作者:盛丽博,阮选敏等
题名:Interpretable XGBoost-SHAP machine learning model for identifying scientific breakthroughs
期刊:《Scientometrics》2025年12月在线发表(SSCI)
摘要:Identifying scientific breakthroughs is of great significance for research evaluation and policy-making. Thus, it has been the central focus in the realm of science. This study leverages a new dataset of Nobel and Lasker prize-winning publications and employs the eXtreme Gradient Boosting (XGBoost) algorithm to establish a predictive model for scientific breakthroughs.
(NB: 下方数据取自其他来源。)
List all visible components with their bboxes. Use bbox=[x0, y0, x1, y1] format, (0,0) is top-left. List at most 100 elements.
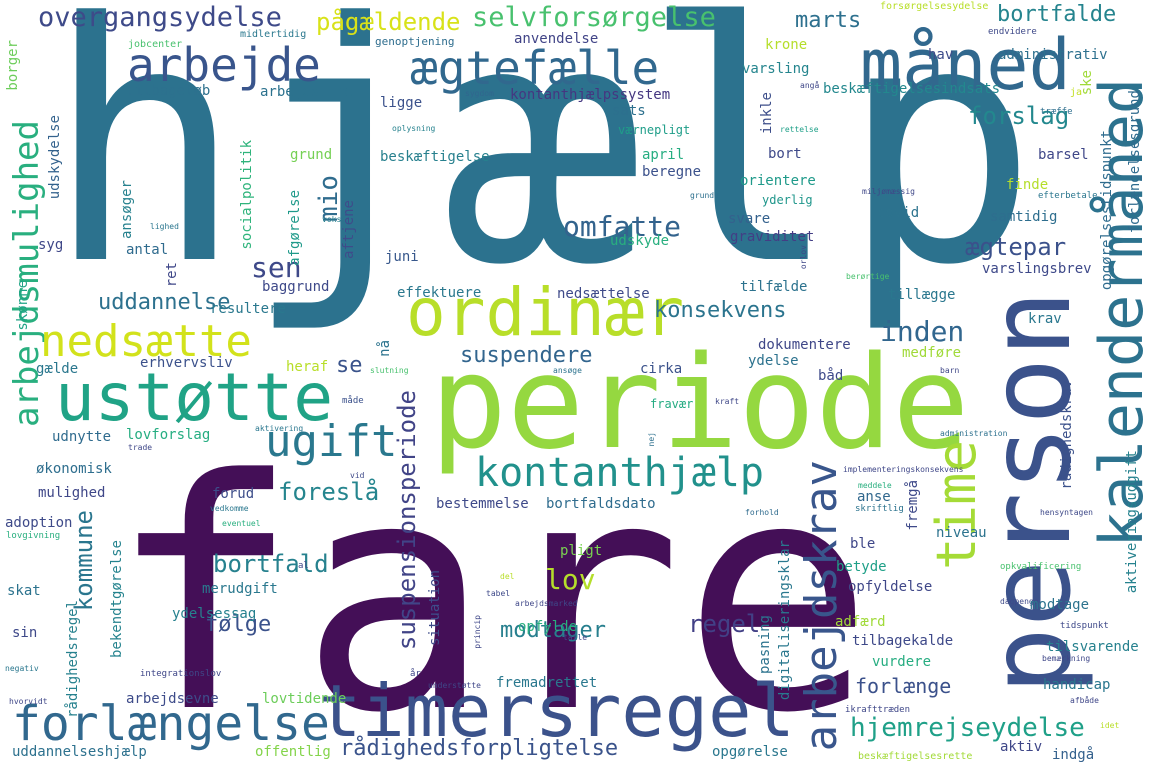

The Input-Process-Output-Outcome (IPOO) framework serves as the fundamental perspective to deconstruct the potential factors associated with breakthroughs into four dimensions: input, process, output, and outcome. We demonstrate that XGBoost achieves the best predictive accuracy among traditional machine learning models, with F1 scores of 0.613 and 0.611 in Dataset 1 and Dataset 2, and AUC values of 0.898 and 0.880, respectively. Large language models (LLMs), used as additional baselines, exhibit higher recall scores on both datasets. In addition, we utilize the SHapley Additive exPlanations (SHAP) approach to enhance the interpretability of our model, enabling a deeper understanding of how features influence the prediction of scientific breakthroughs, which has been overlooked in previous research. This study introduces an explainable machine learning approach for tracing breakthrough research in science with bibliographic information, yielding valuable insights into future research.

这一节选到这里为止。